Bryant & May: Being Funny Kills Me
There’s a famous anecdote involving the playwright Joe Orton. During the run of ‘Loot’, a farce in the course of which the corpse of the hero’s mother loses her false teeth, Orton handed a new set of dentures to the lead actor, explaining that they belonged to his own dead mother. The actor was horrified, but Orton pointed out a truth. In comedy you have to believe, and that starts with honesty.
I’ve never written a book without any element of humour. ‘Nyctophobia’ came closest, perhaps, but it was a conscious effort. The unusual situation in which the heroine finds herself, in a house half in darkness, half in light, needed first and foremost to be believed, so flippancy had to go.
You can get away with murder if you keep a straight face. Over the years we’ve believed some frightful rubbish in crime novels simply because they contained so much gravitas. Yet if you add a strain of humour – much as you’d find in everyday life – you risk your readership.

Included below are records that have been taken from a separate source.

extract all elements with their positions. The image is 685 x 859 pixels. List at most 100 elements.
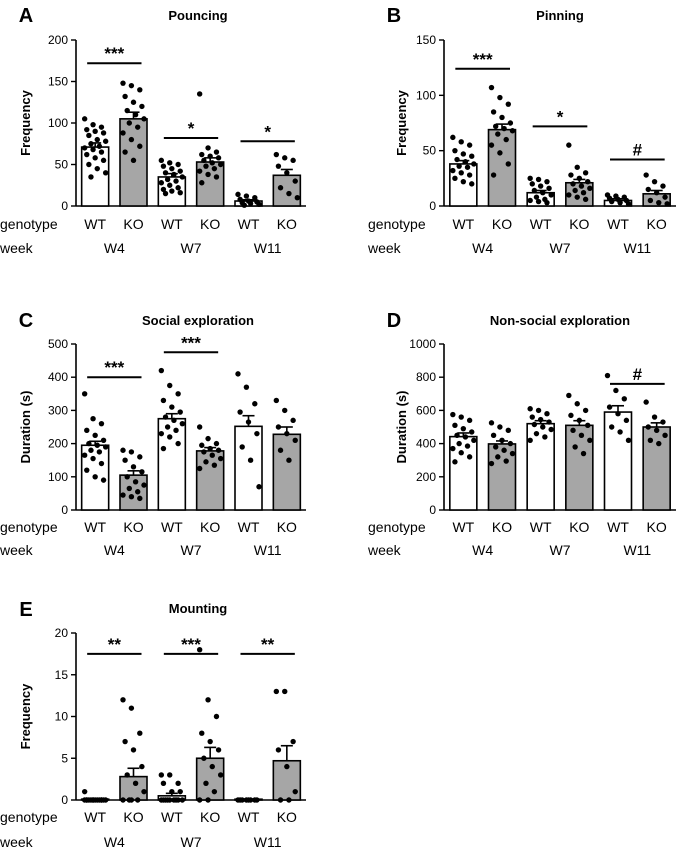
panel-e-sig-label: ** xyxy=(108,635,122,654)
panel-a-point xyxy=(290,157,296,164)
panel-a-point xyxy=(217,161,224,168)
panel-b-point xyxy=(572,187,578,194)
panel-a-point xyxy=(273,151,280,158)
panel-c-point xyxy=(100,437,107,443)
panel-b-point xyxy=(507,120,514,126)
panel-c-genotype-label: KO xyxy=(200,519,220,535)
panel-c-point xyxy=(135,489,141,495)
panel-b-point xyxy=(505,161,511,167)
panel-c-point xyxy=(100,477,107,483)
panel-c-point xyxy=(211,462,218,468)
panel-b-point xyxy=(499,114,505,121)
panel-d-point xyxy=(531,421,538,428)
panel-d-point xyxy=(625,437,632,443)
panel-c-point xyxy=(207,445,213,452)
panel-a-point xyxy=(88,141,94,147)
panel-a-point xyxy=(292,178,298,184)
panel-d-point xyxy=(488,460,495,467)
panel-c-sig-label: *** xyxy=(104,358,124,377)
panel-d-point xyxy=(568,412,574,419)
panel-c-row-week: week xyxy=(0,542,34,558)
panel-b-point xyxy=(653,190,660,196)
panel-b-point xyxy=(582,170,589,176)
panel-d-point xyxy=(645,424,651,430)
panel-b-point xyxy=(651,178,658,185)
panel-d-genotype-label: WT xyxy=(530,519,552,535)
panel-b-point xyxy=(466,172,473,178)
panel-b-point xyxy=(452,175,458,182)
panel-c-bar-wt xyxy=(234,425,263,511)
panel-a-point xyxy=(126,120,132,126)
panel-b-point xyxy=(469,181,475,187)
panel-c-point xyxy=(252,401,258,407)
panel-b-point xyxy=(490,109,497,115)
panel-a-point xyxy=(207,153,213,159)
panel-c-point xyxy=(286,457,292,463)
panel-c-point xyxy=(292,437,298,443)
panel-b-ytick-label: 150 xyxy=(416,33,436,47)
panel-e-point xyxy=(139,763,145,770)
panel-e-sig-label: *** xyxy=(181,635,201,654)
panel-c-point xyxy=(243,384,250,390)
panel-b-point xyxy=(660,183,666,189)
panel-d-title: Non-social exploration xyxy=(490,313,630,328)
panel-c-ytick-label: 200 xyxy=(48,437,68,451)
panel-b-point xyxy=(548,192,554,198)
panel-c-point xyxy=(92,432,98,438)
panel-e-point xyxy=(128,705,135,711)
panel-c-point xyxy=(128,449,135,455)
panel-e-genotype-label: WT xyxy=(161,809,183,825)
panel-d-row-genotype: genotype xyxy=(368,519,426,535)
panel-c-title: Social exploration xyxy=(142,313,254,328)
panel-d-week-label: W7 xyxy=(550,542,571,558)
panel-d-point xyxy=(662,432,668,438)
panel-e-point xyxy=(130,747,137,753)
panel-b-sig-label: *** xyxy=(473,50,493,69)
panel-a-point xyxy=(130,157,137,164)
panel-a-point xyxy=(275,163,282,169)
panel-a-point xyxy=(122,93,128,100)
panel-a-point xyxy=(215,155,222,161)
panel-a-genotype-label: WT xyxy=(84,216,106,232)
panel-a-point xyxy=(139,103,145,110)
panel-a-point xyxy=(294,195,301,201)
panel-b-ytick-label: 50 xyxy=(423,144,437,158)
panel-c-point xyxy=(124,474,130,480)
panel-d-point xyxy=(574,401,580,407)
panel-c-point xyxy=(120,447,126,453)
panel-b-point xyxy=(527,197,533,204)
panel-a-point xyxy=(90,121,96,128)
panel-e-ytick-label: 5 xyxy=(61,751,68,765)
panel-a-point xyxy=(128,82,135,89)
panel-d-point xyxy=(647,437,654,443)
panel-e-point xyxy=(205,697,211,703)
panel-c-point xyxy=(171,417,177,424)
panel-c-point xyxy=(98,420,105,427)
panel-a-point xyxy=(160,186,167,193)
panel-b-point xyxy=(497,94,503,101)
panel-e-genotype-label: WT xyxy=(238,809,260,825)
panel-c-week-label: W11 xyxy=(254,542,282,558)
panel-a-point xyxy=(164,176,171,183)
panel-a-point xyxy=(196,91,203,97)
panel-b-point xyxy=(546,185,552,191)
panel-d-point xyxy=(488,420,495,426)
panel-b-genotype-label: WT xyxy=(607,216,629,232)
panel-a-point xyxy=(177,168,183,174)
panel-c-point xyxy=(235,371,241,377)
panel-d-point xyxy=(499,437,505,443)
panel-a-ytick-label: 200 xyxy=(48,33,68,47)
panel-c-point xyxy=(120,492,126,498)
panel-a-point xyxy=(235,191,241,198)
panel-d-point xyxy=(580,450,587,457)
panel-a-week-label: W7 xyxy=(181,240,202,256)
panel-d-point xyxy=(617,429,623,435)
panel-b-point xyxy=(509,128,516,134)
panel-b-row-genotype: genotype xyxy=(368,216,426,232)
panel-b-point xyxy=(469,153,475,159)
panel-d-point xyxy=(604,372,611,379)
panel-c-ytick-label: 300 xyxy=(48,403,68,417)
panel-a-point xyxy=(96,143,103,149)
panel-b-genotype-label: KO xyxy=(569,216,589,232)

Joe Orton’s sister said her mother boasted that she ‘raised four kids on one lung’, an Ortonesque line both bleak and linguistically droll. This ear for language, an individual way of looking at the world, creates organic lasting comedy.
I blame PG Wodehouse, probably the first time I cried with laughter in a book. I think it was the one about the cow creamer. But I’d started out with very serious novels given to me by my mother; ‘Treasure Island’, ‘Coral Island’, ‘Two Years Before The Mast’, all nautical. My school history books were dry and post-Victorian turgid. It was obvious that the authors enjoyed writing evil or amusing characters far more than they liked writing about good, kind souls. Long John Silver is a lot more fun than Jim the cabin boy.
When I read ‘The Sword in the Stone’ I saw that English history could be treated irreverently. How beautifully it modulated between the truth of childhood responsibility and utter foolishness!
Of course, Dickens had got there first – the light-hearted love affair that takes up a part of ‘Oliver Twist’ is always conveniently forgotten. And, as Unherd’s Will Lloyd pointed out, the tone in the novel’s famous gruel begging scene is a masterpiece of cruelly vindictive comedy. When Dickens describes the suffering of the workhouse children, he is flippant, educated, and knowing.
When we remember novels we mentally excise the humorous parts, just as Irma Prunesqualor’s ridiculous passions are skipped over in favour of Gormenghast’s grand tragedy. The sad parts stick; the humour is incidental.
But it’s not. Jokes are not set-dressing. Being funny can be a huge part of life, especially if it helps you weather terrible difficulties. The husband, who is The Man Tragically Born Without A Sense Of Humour, is mystified by it, as are many others, so why do I use it in Bryant & May novels?
Because it helps me to reflect the reality of everyday life. My brother tells a story about our mother that’s both horrific and hilarious, and unrepeatable. Such stories stand at the heart of families. Life juxtaposes the absurd, the cruel and the poignant, and sometimes it combines these elements to create something hilarious. We laughed more at the funerals of our parents than we cried, although there were plenty of tears too.
But even here there were rules about not overstepping boundaries. And in fiction there are rules about adding comedy to crime that must be strictly adhered to. Bizarre situations need to arise for believable reasons. The tragedy of sudden death and its investigation must be taken seriously, and the humour must be confined to characters who have no idea that they are amusing. People are funniest when they’re being painfully serious.
It’s a coping mechanism, of course, and in a world where Americans take ’emotional support pets’ onto planes (one man tried to board with a peacock) should therefore be taken seriously. The director Billy Wilder said, ‘Make the subtleties obvious’, to which I would add, ‘Make the humour serious’.